KIM: It’s $5? I didn’t even realize that! I feel like I was being a bit stingy now, because I stuck with the free one. No wonder they’re telling me my memory is full. I know what I’m doing this afternoon now!
FREDERIC: Yeah! It’s $5 a month. And after you get 100 followers, you can get on iHeartRadio. And right now, just this morning, we were – we got on last week on Spreaker, and we’re at thirty six followers, right now. So we’re almost – we’re almost one-third there. We want to get on iHeartRadio as quickly as we can!
KIM: All right, well ping me that link, and I’ll make sure that it’s in the show notes. But you’ll reach 100 before this episode goes out, but I will make sure to give you 37 as soon as we are done recording here.

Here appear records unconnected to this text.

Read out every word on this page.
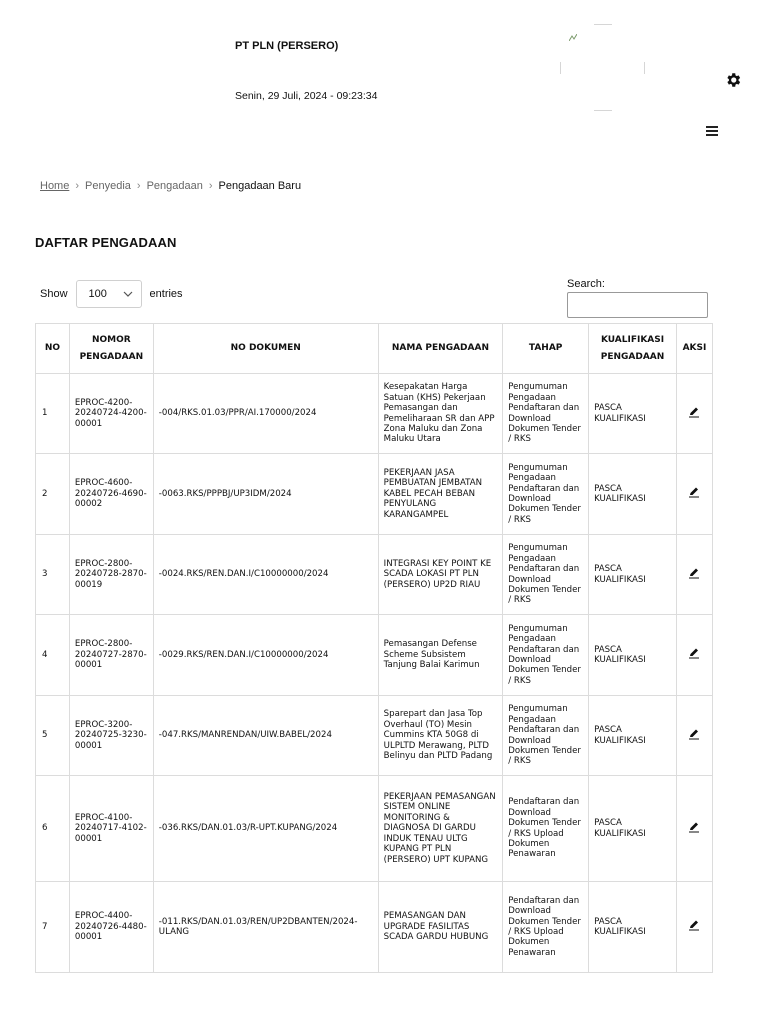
PT PLN (PERSERO)
Senin, 29 Juli, 2024 - 09:23:34
Home › Penyedia › Pengadaan › Pengadaan Baru
DAFTAR PENGADAAN
Show 100	entries
Search:
NO	NOMOR PENGADAAN	NO DOKUMEN	NAMA PENGADAAN	TAHAP	KUALIFIKASI PENGADAAN	AKSI
1	EPROC-4200-20240724-4200-00001	-004/RKS.01.03/PPR/AI.170000/2024	Kesepakatan Harga Satuan (KHS) Pekerjaan Pemasangan dan Pemeliharaan SR dan APP Zona Maluku dan Zona Maluku Utara	Pengumuman Pengadaan Pendaftaran dan Download Dokumen Tender / RKS	PASCA KUALIFIKASI	
2	EPROC-4600-20240726-4690-00002	-0063.RKS/PPPBJ/UP3IDM/2024	PEKERJAAN JASA PEMBUATAN JEMBATAN KABEL PECAH BEBAN PENYULANG KARANGAMPEL	Pengumuman Pengadaan Pendaftaran dan Download Dokumen Tender / RKS	PASCA KUALIFIKASI	
3	EPROC-2800-20240728-2870-00019	-0024.RKS/REN.DAN.I/C10000000/2024	INTEGRASI KEY POINT KE SCADA LOKASI PT PLN (PERSERO) UP2D RIAU	Pengumuman Pengadaan Pendaftaran dan Download Dokumen Tender / RKS	PASCA KUALIFIKASI	
4	EPROC-2800-20240727-2870-00001	-0029.RKS/REN.DAN.I/C10000000/2024	Pemasangan Defense Scheme Subsistem Tanjung Balai Karimun	Pengumuman Pengadaan Pendaftaran dan Download Dokumen Tender / RKS	PASCA KUALIFIKASI	
5	EPROC-3200-20240725-3230-00001	-047.RKS/MANRENDAN/UIW.BABEL/2024	Sparepart dan Jasa Top Overhaul (TO) Mesin Cummins KTA 50G8 di ULPLTD Merawang, PLTD Belinyu dan PLTD Padang	Pengumuman Pengadaan Pendaftaran dan Download Dokumen Tender / RKS	PASCA KUALIFIKASI	
6	EPROC-4100-20240717-4102-00001	-036.RKS/DAN.01.03/R-UPT.KUPANG/2024	PEKERJAAN PEMASANGAN SISTEM ONLINE MONITORING & DIAGNOSA DI GARDU INDUK TENAU ULTG KUPANG PT PLN (PERSERO) UPT KUPANG	Pendaftaran dan Download Dokumen Tender / RKS Upload Dokumen Penawaran	PASCA KUALIFIKASI	
7	EPROC-4400-20240726-4480-00001	-011.RKS/DAN.01.03/REN/UP2DBANTEN/2024-ULANG	PEMASANGAN DAN UPGRADE FASILITAS SCADA GARDU HUBUNG	Pendaftaran dan Download Dokumen Tender / RKS Upload Dokumen Penawaran	PASCA KUALIFIKASI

FREDERIC: Okay, yeah, thank you!
KIM: Well, Frederic. This has been entirely – I don’t even know what to say – full of so much valuable information, and golden nuggets, and all that good stuff. Where can listeners find you? I know you have to the podcast, you have a website. But where can they find to you to connect, and learn more, and collaborate in the future?
FREDERIC: FredericBye.com. Frederic with a “c”. Bye like “bye-bye” – dot com. Everything is there – all the podcasts are there, social media is there, just everything about me is there. It’s really that simple.
KIM: It really is that simple. That’s awesome. That’s why you stopped changing the name of your network and stuck with your name.
FREDERIC: Yeah, yeah. That’s one thing I really want to do because – I’ve learned this through learning about the business of being an author. Because they say, “Do you brand your business, or do you brand your name?” And I know this is Hay House representative said, “You better brand your name – because in the future, if you want to change, then your name is your name. But you can change, you can morph into something else. You have the freedom to morph into something else.” This is why my show is “The Frederic Byé Show”. So, yeah.
KIM: I absolutely agree. However, it’s not going to become “The Kim Sutton Show” as far as I know. I love “Positive Productivity” and what I’m doing. So who knows? Maybe there will be a “Kim Sutton Show” in the future – I can’t even imagine what I’d talk about there. (Because you listeners already hear more than you probably should on this show. Just go back through some of the odd-numbered episodes to find stories of what goes on in the Sutton house in real life.)
Well, thank you again, Frederic. And it’s been awesome.
FREDERIC: Well, thank you very much.
KIM: And listeners, you can find the show notes, again, at TheKimSutton.com/PP048.